Smoke drifted up lazily from the small fire. Arawn sat upon a tree stump and watched the water boil in the pot, he sprinkled in a pouch of herbs taken from the medicine chest he'd found.
"At least they smell good," he said to the hound. The dog had adopted him. It followed close wherever he would go. "Funny thing, old dog, it's not for drinking."
Arawn put his head above the steaming pot. He inhaled the fragrant broth and sneezed. His head was clear at last and his aching feet bound within his boots. He felt refreshed, but weary, his night’s rest had not been half enough.
"Dog, we're going," The hound gave a bark. "I will have to change that noisy habit of yours." Arawn turned and looked toward the lodge. "I wish I could put your master to a proper rest, but fire is the best that I can do."

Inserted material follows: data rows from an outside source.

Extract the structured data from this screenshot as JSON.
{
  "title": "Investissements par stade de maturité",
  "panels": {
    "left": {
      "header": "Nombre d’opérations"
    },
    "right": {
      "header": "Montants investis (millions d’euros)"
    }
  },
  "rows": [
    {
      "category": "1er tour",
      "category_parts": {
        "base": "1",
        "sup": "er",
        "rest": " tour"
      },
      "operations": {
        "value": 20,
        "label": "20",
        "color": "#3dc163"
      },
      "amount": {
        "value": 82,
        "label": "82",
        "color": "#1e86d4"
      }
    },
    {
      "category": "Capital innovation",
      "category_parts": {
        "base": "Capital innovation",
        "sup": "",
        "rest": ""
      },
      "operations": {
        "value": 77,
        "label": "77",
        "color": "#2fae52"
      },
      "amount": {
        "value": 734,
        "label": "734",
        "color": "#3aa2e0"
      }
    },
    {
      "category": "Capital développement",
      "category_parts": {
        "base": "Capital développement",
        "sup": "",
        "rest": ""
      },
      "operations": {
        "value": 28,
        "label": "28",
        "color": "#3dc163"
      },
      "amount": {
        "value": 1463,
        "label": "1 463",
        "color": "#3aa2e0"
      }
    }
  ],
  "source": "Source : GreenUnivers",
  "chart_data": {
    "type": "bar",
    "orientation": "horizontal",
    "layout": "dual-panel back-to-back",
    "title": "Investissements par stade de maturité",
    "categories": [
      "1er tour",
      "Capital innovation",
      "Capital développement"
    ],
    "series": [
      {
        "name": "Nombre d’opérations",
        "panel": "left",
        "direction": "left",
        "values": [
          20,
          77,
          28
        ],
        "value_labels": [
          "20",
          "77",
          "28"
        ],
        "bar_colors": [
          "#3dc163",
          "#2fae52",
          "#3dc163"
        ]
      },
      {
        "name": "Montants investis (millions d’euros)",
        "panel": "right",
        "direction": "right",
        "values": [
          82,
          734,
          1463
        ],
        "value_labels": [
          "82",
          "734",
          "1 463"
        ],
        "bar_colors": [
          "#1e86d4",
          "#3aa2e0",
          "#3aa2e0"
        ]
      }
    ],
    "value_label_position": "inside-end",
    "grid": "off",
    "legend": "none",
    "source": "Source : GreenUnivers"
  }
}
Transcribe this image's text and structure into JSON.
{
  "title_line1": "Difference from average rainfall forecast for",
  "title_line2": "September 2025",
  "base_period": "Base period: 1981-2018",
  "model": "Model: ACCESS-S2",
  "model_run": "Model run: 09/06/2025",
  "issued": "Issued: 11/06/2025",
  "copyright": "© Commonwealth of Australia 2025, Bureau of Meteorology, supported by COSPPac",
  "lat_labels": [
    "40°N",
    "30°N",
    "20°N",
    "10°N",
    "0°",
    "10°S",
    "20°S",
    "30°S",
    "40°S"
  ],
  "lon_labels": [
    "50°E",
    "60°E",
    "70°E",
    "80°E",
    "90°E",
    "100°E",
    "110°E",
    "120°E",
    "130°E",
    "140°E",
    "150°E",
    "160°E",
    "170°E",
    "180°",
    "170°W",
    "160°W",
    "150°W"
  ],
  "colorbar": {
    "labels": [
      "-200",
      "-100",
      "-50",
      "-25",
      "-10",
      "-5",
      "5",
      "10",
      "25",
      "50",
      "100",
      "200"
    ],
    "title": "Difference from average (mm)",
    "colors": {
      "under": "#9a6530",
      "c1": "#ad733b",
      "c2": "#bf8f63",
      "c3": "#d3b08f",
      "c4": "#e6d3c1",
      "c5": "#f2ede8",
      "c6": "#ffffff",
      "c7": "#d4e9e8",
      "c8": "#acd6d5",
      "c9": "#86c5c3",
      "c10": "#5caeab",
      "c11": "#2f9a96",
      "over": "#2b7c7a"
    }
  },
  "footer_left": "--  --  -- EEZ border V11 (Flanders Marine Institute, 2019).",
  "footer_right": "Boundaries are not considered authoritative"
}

He took a burning limb from the small fire that he'd lit and hobbled over to the river side of the lodge. The rug he'd slashed apart lay half through an open window. Around it, inside the hall, were piled the shattered fragments of chairs and tables, bits of cloth and firewood from a stack lying unused outside.
The glowing ember was cherry-red as Arawn blew away the ash. He held it to the rug and watched it begin to flame. Once afire he used the stick to push the rug back over the windowsill and onto the gathered tinder. Dark smoke began to stream from the window, then an orange glow. Arawn tossed the stick into the lodge as flames shot through the smoke.
"This fire will bring any searchers for miles around," Arawn told the hound. "Let's get going. Come on, we have a hill to climb. Maybe I can find my pack."
Arawn cut a stout staff from the bole of a young tree. He used t to propel himself along, but frowned at the trail he left behind. "Dog between your paws and my feet we will be as easy to follow as an hob. The bracken will mask us to an untrained eye, but any woodsmen worth their keep will spot our trail like footprints in a field of snow."
The woods were wild and overgrown around the lodge. Arawn led the hound up across the ledge that overlooked the water to their left. It was a steady climb, but not very steep or hard, yet soon the river was far below and the ledge became a cliff. A jutting curve that overhung the path along the riverbank was just ahead.
"Here it is," Arawn said, relieved. He found his pack, a quiver and the dogmanish bow, undisturbed. "Dog I wish that you could carry some of this. The Crowhorns," Arawn mused aloud. "I will need more supplies than these."
He sat on the ledge and looked back downstream. A huge pillar of dark smoke leaned to one side where the wind pushed at it, but he could see no movement in the trees, nothing stirred below.
"Draupnir's mine, maybe they have survived. Hells, what do I know, maybe the lowlands have beaten the monsters back, and Finnian's Keep survived, but no, they at least must have fallen if the hobs and dogmen made it through."
The hound lay beside him and put its head across his knee. Arawn brushed its back and it beat its tail with a rapid thrump upon the ground. "Dog, what should I do, listen to some dream, but I have no better course in mind." Arawn used the staff to stand and gathered up the packs and bow, they weighed him down. "Come then, Dog, it's to Draupnir's first, then... who knows where, maybe Draupnir can tell us more of where to go and what to do."